I doubt the ICO is ready for what the Regulation demands, and what data subjects will naturally expect from such a deliberate attempt to shape the enforcement of privacy rights. The penalties are too low. The dwindling amount of DP enforcement is based almost exclusively on self-reported security breaches. While the Regulation might feed a few private sector cases onto the conveyor belt by way of mandatory reporting of security breaches, it will do nothing for the ICO’s ability to identify suitable cases for anything else. Few ICO CMPs spring from data subject complaints, and anyone who has ever tried to alert Wilmslow to an ongoing breach when they are not directly affected knows how painful a process that can be. The ICO has not enforced on most of the principles.
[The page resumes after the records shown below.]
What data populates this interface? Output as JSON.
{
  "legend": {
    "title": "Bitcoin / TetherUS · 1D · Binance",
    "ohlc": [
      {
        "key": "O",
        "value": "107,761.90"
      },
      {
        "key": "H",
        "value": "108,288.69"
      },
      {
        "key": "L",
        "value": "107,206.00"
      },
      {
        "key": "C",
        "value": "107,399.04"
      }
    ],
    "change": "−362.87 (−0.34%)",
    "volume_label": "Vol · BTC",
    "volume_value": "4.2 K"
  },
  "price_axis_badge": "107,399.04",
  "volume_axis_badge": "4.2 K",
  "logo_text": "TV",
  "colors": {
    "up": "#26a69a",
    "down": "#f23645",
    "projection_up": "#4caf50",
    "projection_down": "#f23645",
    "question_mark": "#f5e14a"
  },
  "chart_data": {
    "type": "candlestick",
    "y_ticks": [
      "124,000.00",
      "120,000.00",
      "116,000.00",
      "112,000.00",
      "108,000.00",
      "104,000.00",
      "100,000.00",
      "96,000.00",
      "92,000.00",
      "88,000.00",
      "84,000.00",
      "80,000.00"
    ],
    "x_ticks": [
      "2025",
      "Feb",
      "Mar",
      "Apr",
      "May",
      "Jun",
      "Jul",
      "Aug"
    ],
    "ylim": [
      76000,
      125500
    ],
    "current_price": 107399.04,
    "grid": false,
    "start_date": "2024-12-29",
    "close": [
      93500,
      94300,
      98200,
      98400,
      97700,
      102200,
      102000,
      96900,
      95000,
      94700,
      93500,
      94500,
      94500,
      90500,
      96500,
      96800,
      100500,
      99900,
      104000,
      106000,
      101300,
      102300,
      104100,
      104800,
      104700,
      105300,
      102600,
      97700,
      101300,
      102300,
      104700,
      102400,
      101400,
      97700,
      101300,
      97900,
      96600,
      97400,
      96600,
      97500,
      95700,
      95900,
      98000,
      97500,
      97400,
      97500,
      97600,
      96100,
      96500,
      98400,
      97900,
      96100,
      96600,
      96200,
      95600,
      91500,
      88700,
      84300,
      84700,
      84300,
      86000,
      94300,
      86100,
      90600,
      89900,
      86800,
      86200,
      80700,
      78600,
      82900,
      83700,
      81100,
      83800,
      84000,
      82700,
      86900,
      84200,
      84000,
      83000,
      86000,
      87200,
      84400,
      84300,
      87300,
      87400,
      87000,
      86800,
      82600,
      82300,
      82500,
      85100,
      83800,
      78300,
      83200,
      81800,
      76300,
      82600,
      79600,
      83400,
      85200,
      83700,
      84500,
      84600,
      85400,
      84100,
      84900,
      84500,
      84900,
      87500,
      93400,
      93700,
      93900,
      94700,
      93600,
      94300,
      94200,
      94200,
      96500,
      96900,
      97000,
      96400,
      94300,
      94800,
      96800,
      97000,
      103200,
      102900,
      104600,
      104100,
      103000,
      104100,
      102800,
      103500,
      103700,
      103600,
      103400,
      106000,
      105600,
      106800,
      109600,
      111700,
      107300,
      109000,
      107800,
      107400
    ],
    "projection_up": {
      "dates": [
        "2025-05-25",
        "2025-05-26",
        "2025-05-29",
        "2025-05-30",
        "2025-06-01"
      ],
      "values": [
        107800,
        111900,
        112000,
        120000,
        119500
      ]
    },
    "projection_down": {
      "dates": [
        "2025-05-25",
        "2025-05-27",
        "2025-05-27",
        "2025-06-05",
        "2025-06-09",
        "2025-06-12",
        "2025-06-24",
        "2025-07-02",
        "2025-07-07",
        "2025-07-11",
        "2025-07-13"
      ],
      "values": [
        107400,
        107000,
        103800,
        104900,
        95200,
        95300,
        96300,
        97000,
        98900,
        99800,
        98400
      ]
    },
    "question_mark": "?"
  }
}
It’s been my habit whenever talking about the Regulation to people I’m working for to emphasise the period we’re about to enter. There are two years before the Regulation comes into force; two years to get ready, to look at practice and procedure, two years to tighten up. The need to adapt to the future goes double for the Information Commissioner’s Office. Instead of canoodling with stakeholders and issuing wishy-washy guidance, wringing its hands and promising to be an ‘enabler’, the ICO should take a long hard look in the mirror. Its job is to enforce the law; everything else is an optional extra. It’s wise to assume that the wish for total DP harmonisation will probably be a pipe dream; it’s equally obvious that the Regulation will allow for much easier comparisons between EU member states, and the ICO’s lightest of light touches will be found wanting.